The order is not random. There are many organizations that haven’t even considered what needs to be protected (which assets and data are essential and how long they can be unavailable), or what should not be present, unnecessarily increasing the attack surface (for example, outdated software or a wireless access point brought from home by a user) — precisely the first three controls. Otherwise, organizations perform relatively well “on average,” but the maturity level can be misleading if seen as just an average.

Most organizations perform better when it comes to security solutions (10 – Malware Defenses) or perhaps account management (05 – Account Management), because security solution providers and SaaS vendors do their job well. But security is about the weakest link. There’s no point in implementing sophisticated measures in certain areas (let’s say 08 – Audit Log Management), even from IG2 or IG3 groups, if even one of the essential controls is completely ignored (such as 14 – Security Awareness and Skills Training).

Sometimes, measures from IG2 or IG3 are implemented before those from IG1. Let’s take, for example, 01 – Inventory and Control of Enterprise Assets. In this case, having a regular process for identifying and removing unauthorized devices is more important than purchasing an inventory software without doing anything with it.

What does a security measure in CIS 18 look like in practice? Not very flexible, but rather strictly prescriptive:

Lower flexibility can be a disadvantage for very large organizations (which tend to think more strategically than tactically), but for smaller organizations, there is no doubt about what would be considered good practice.

Regardless of the standards, some of the challenges organizations face are:

• Budget
• Lack of personnel with strong security skills.

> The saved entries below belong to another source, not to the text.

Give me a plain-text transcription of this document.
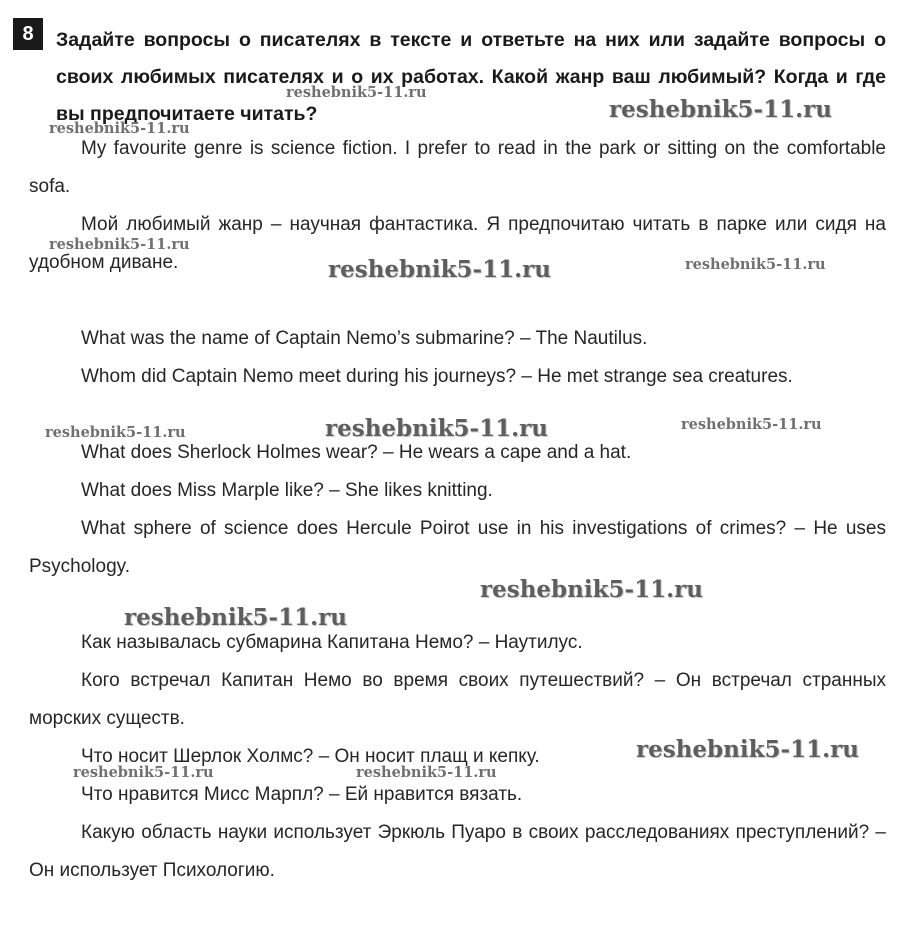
8	Задайте вопросы о писателях в тексте и ответьте на них или задайте вопросы о своих любимых писателях и о их работах. Какой жанр ваш любимый? Когда и где вы предпочитаете читать?

My favourite genre is science fiction. I prefer to read in the park or sitting on the comfortable sofa.

Мой любимый жанр – научная фантастика. Я предпочитаю читать в парке или сидя на удобном диване.

What was the name of Captain Nemo’s submarine? – The Nautilus.

Whom did Captain Nemo meet during his journeys? – He met strange sea creatures.

What does Sherlock Holmes wear? – He wears a cape and a hat.

What does Miss Marple like? – She likes knitting.

What sphere of science does Hercule Poirot use in his investigations of crimes? – He uses Psychology.

Как называлась субмарина Капитана Немо? – Наутилус.

Кого встречал Капитан Немо во время своих путешествий? – Он встречал странных морских существ.

Что носит Шерлок Холмс? – Он носит плащ и кепку.

Что нравится Мисс Марпл? – Ей нравится вязать.

Какую область науки использует Эркюль Пуаро в своих расследованиях преступлений? – Он использует Психологию.

reshebnik5-11.ru
reshebnik5-11.ru
reshebnik5-11.ru
reshebnik5-11.ru
reshebnik5-11.ru	reshebnik5-11.ru
reshebnik5-11.ru	reshebnik5-11.ru	reshebnik5-11.ru
reshebnik5-11.ru
reshebnik5-11.ru
reshebnik5-11.ru
reshebnik5-11.ru	reshebnik5-11.ru
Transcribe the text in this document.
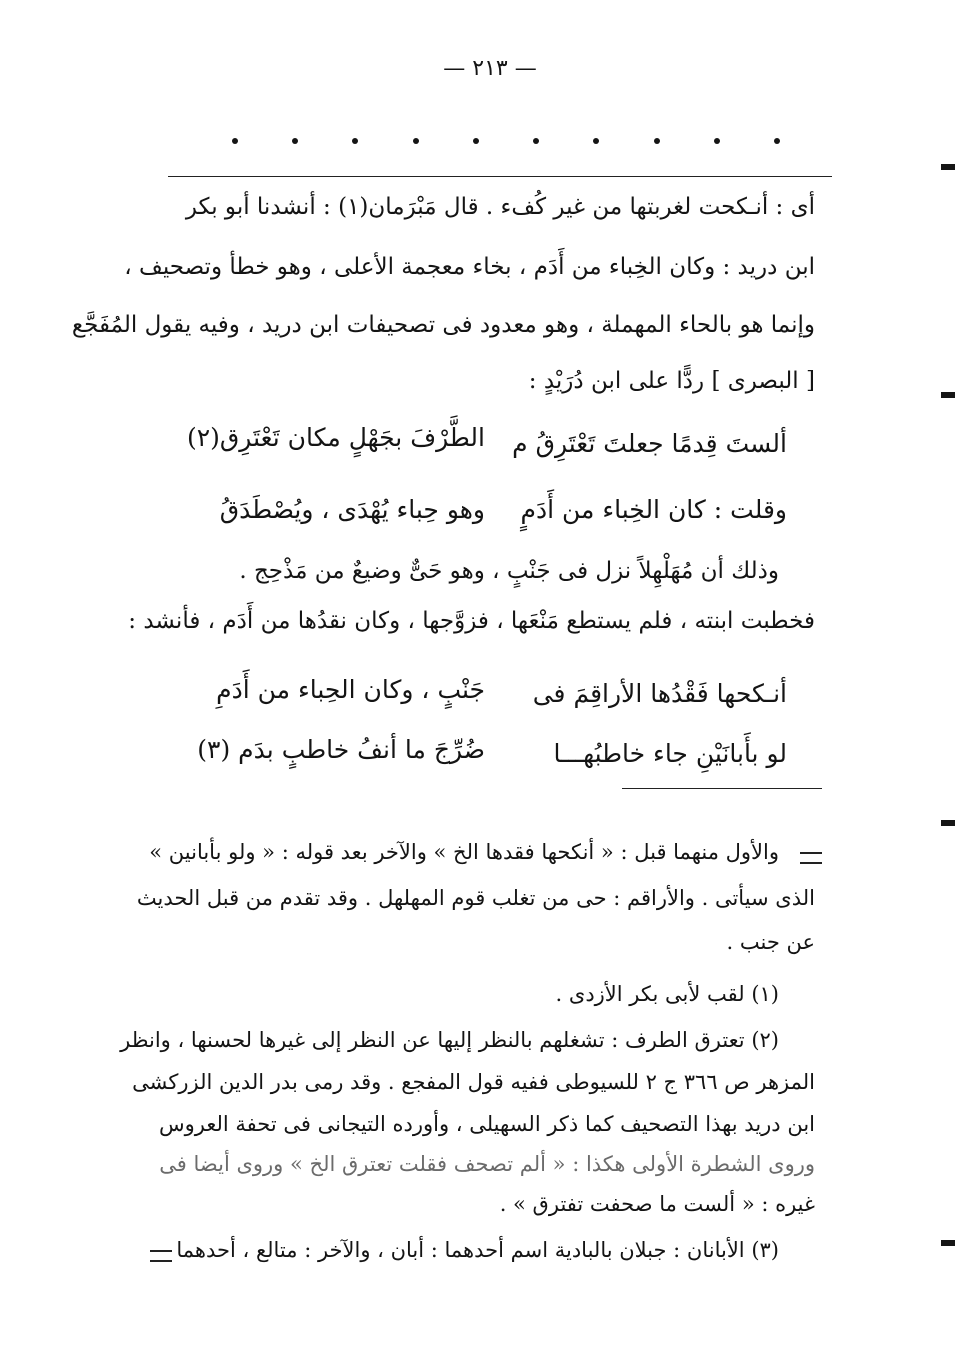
— ٢١٣ —
أى : أنـكحت لغربتها من غير كُفء . قال مَبْرَمان(١) : أنشدنا أبو بكر
ابن دريد : وكان الخِباء من أَدَم ، بخاء معجمة الأعلى ، وهو خطأ وتصحيف ،
وإنما هو بالحاء المهملة ، وهو معدود فى تصحيفات ابن دريد ، وفيه يقول المُفَجَّع
[ البصرى ] ردًّا على ابن دُرَيْدٍ :
ألستَ قِدمًا جعلتَ تَعْتَرِقُ م
الطَّرْفَ بجَهْلٍ مكان تَعْتَرِق(٢)
وقلت : كان الخِباء من أَدَمٍ
وهو حِباء يُهْدَى ، ويُصْطَدَقُ
وذلك أن مُهَلْهِلاً نزل فى جَنْبٍ ، وهو حَىٌّ وضيعٌ من مَذْحِج .
فخطبت ابنته ، فلم يستطع مَنْعَها ، فزوَّجها ، وكان نقدُها من أَدَم ، فأنشد :
أنـكحها فَقْدُها الأراقِمَ فى
جَنْبٍ ، وكان الحِباء من أَدَمِ
لو بأَبانَيْنِ جاء خاطبُهـــا
ضُرِّجَ ما أنفُ خاطبٍ بدَم (٣)
والأول منهما قبل : « أنكحها فقدها الخ » والآخر بعد قوله : « ولو بأبانين »
الذى سيأتى . والأراقم : حى من تغلب قوم المهلهل . وقد تقدم من قبل الحديث
عن جنب .
(١) لقب لأبى بكر الأزدى .
(٢) تعترق الطرف : تشغلهم بالنظر إليها عن النظر إلى غيرها لحسنها ، وانظر
المزهر ص ٣٦٦ ج ٢ للسيوطى ففيه قول المفجع . وقد رمى بدر الدين الزركشى
ابن دريد بهذا التصحيف كما ذكر السهيلى ، وأورده التيجانى فى تحفة العروس
وروى الشطرة الأولى هكذا : « ألم تصحف فقلت تعترق الخ » وروى أيضا فى
غيره : « ألست ما صحفت تفترق » .
(٣) الأبانان : جبلان بالبادية اسم أحدهما : أبان ، والآخر : متالع ، أحدهما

While IT staff may have solid security knowledge within their specific area of expertise, recommendations regarding the overall prioritization of measures may be entirely based on hearsay
• Choosing priorities, especially if NIS2 is not an obvious “choice”

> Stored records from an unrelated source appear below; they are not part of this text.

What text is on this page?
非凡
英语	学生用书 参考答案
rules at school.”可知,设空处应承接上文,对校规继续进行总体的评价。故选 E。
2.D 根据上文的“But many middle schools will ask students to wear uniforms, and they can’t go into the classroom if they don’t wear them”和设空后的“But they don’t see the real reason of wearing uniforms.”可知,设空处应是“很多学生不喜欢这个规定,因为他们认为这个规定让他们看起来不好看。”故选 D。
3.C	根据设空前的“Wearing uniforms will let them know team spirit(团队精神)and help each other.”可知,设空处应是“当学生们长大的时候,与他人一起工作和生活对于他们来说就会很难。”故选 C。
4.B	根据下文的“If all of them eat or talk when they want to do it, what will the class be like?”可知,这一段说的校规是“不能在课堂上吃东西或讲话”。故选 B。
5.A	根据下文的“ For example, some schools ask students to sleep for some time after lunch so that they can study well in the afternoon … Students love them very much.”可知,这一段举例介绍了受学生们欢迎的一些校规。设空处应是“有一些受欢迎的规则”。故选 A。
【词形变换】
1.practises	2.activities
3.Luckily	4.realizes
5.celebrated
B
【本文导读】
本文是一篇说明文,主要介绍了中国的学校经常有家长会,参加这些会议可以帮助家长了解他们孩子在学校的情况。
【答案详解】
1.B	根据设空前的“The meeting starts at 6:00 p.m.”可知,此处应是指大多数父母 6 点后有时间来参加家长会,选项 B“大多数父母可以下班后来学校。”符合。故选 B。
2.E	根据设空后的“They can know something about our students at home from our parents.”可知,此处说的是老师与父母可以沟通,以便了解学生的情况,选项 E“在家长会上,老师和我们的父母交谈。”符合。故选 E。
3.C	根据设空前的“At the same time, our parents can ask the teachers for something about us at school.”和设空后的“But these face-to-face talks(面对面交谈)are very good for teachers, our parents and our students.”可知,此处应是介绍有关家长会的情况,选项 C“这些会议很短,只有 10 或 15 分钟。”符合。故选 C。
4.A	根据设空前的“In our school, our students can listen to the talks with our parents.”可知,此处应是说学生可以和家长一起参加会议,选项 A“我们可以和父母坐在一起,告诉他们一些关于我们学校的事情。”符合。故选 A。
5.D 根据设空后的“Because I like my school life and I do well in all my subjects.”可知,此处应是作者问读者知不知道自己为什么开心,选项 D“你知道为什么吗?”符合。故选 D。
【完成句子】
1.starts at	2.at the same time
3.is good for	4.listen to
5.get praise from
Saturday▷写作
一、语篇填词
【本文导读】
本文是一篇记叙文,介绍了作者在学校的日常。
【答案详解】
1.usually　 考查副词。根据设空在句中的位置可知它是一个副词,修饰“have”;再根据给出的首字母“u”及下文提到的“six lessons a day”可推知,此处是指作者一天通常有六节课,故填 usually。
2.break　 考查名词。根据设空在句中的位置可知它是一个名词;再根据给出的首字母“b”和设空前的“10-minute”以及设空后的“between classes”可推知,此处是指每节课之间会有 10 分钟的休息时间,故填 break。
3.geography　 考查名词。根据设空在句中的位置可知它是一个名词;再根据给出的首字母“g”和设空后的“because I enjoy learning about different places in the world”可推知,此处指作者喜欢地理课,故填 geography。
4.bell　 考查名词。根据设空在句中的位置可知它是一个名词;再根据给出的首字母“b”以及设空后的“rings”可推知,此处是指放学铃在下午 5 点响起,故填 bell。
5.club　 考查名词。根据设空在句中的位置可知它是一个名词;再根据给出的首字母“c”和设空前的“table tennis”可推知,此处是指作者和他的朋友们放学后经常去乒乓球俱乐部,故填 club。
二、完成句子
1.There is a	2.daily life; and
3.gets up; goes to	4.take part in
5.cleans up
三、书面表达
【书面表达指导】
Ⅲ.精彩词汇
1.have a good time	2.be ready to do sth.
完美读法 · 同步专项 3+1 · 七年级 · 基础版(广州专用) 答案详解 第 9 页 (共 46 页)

Regardless of the standard used, Arctic Stream and its partner, Data Core Systems, can assess the security posture and ensure that security measures are implemented consistently and in a rigorous, logical order — not just as a compliance exercise (to meet legal requirements). For more information, you can contact us at [email protected].

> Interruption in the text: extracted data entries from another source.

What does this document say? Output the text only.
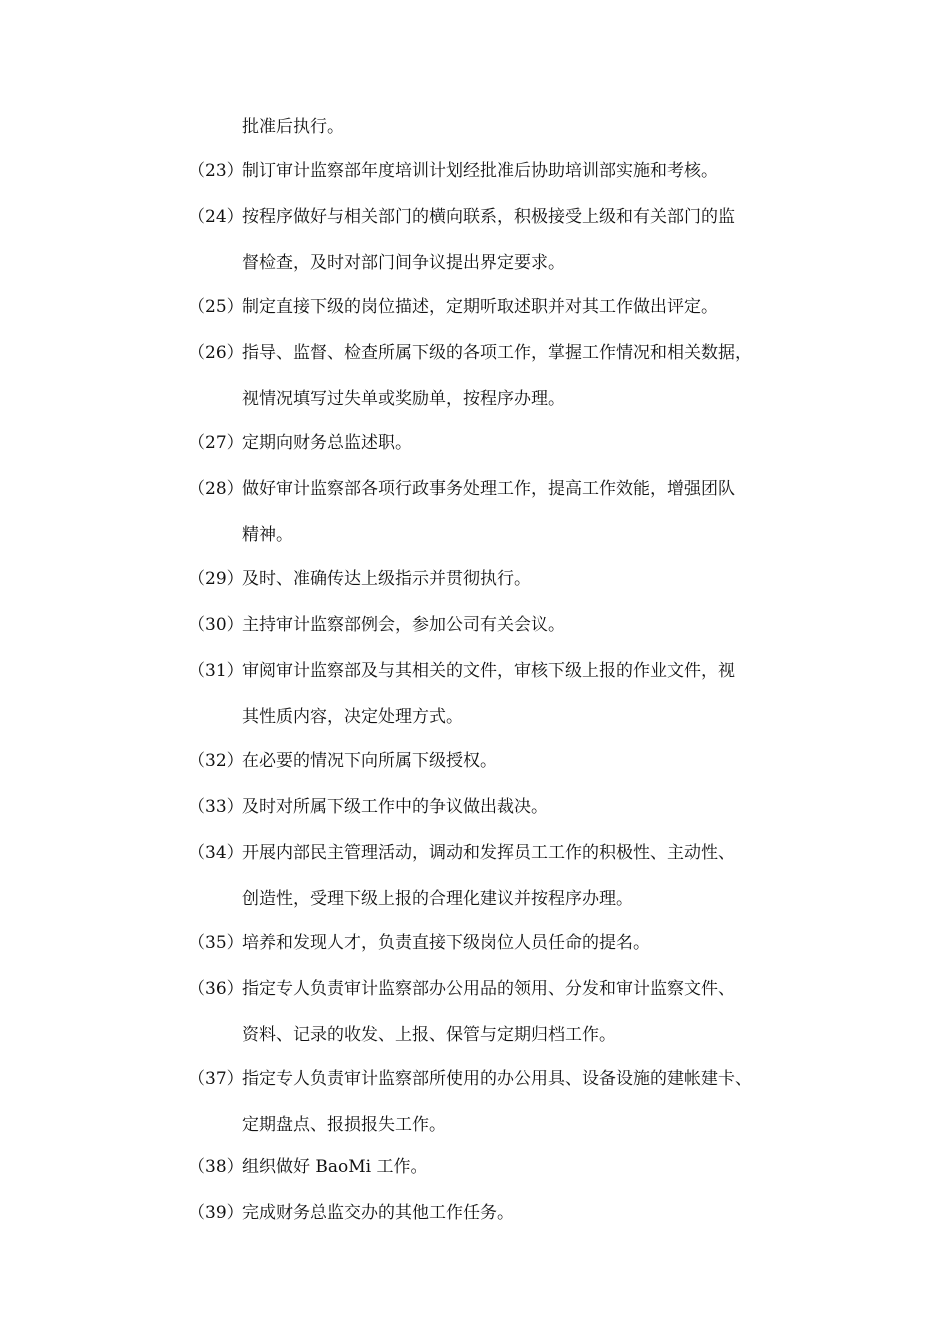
批准后执行。
（23）
制订审计监察部年度培训计划经批准后协助培训部实施和考核。
（24）
按程序做好与相关部门的横向联系，积极接受上级和有关部门的监
督检查，及时对部门间争议提出界定要求。
（25）
制定直接下级的岗位描述，定期听取述职并对其工作做出评定。
（26）
指导、监督、检查所属下级的各项工作，掌握工作情况和相关数据，
视情况填写过失单或奖励单，按程序办理。
（27）
定期向财务总监述职。
（28）
做好审计监察部各项行政事务处理工作，提高工作效能，增强团队
精神。
（29）
及时、准确传达上级指示并贯彻执行。
（30）
主持审计监察部例会，参加公司有关会议。
（31）
审阅审计监察部及与其相关的文件，审核下级上报的作业文件，视
其性质内容，决定处理方式。
（32）
在必要的情况下向所属下级授权。
（33）
及时对所属下级工作中的争议做出裁决。
（34）
开展内部民主管理活动，调动和发挥员工工作的积极性、主动性、
创造性，受理下级上报的合理化建议并按程序办理。
（35）
培养和发现人才，负责直接下级岗位人员任命的提名。
（36）
指定专人负责审计监察部办公用品的领用、分发和审计监察文件、
资料、记录的收发、上报、保管与定期归档工作。
（37）
指定专人负责审计监察部所使用的办公用具、设备设施的建帐建卡、
定期盘点、报损报失工作。
（38）
组织做好 BaoMi 工作。
（39）
完成财务总监交办的其他工作任务。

For those who need to comply with NIS2, it and CIS 18 are complementary. NIS2 imposes stricter requirements for cybersecurity, training, and reporting, while CIS 18 provides a practical and detailed approach to implementing these requirements. NIS2 focuses on continuous risk assessment and incident management, which CIS 18 supports through specific controls for identifying, assessing, and mitigating risks, as well as establishing robust incident response plans. Additionally, NIS2 emphasizes supply chain security, and CIS18 includes controls for managing third-party risks, ensuring that vendors adhere to necessary security standards. By integrating CIS 18 into their security strategy, organizations can more easily meet NIS2 requirements while simultaneously building a stronger overall defense against cyber threats.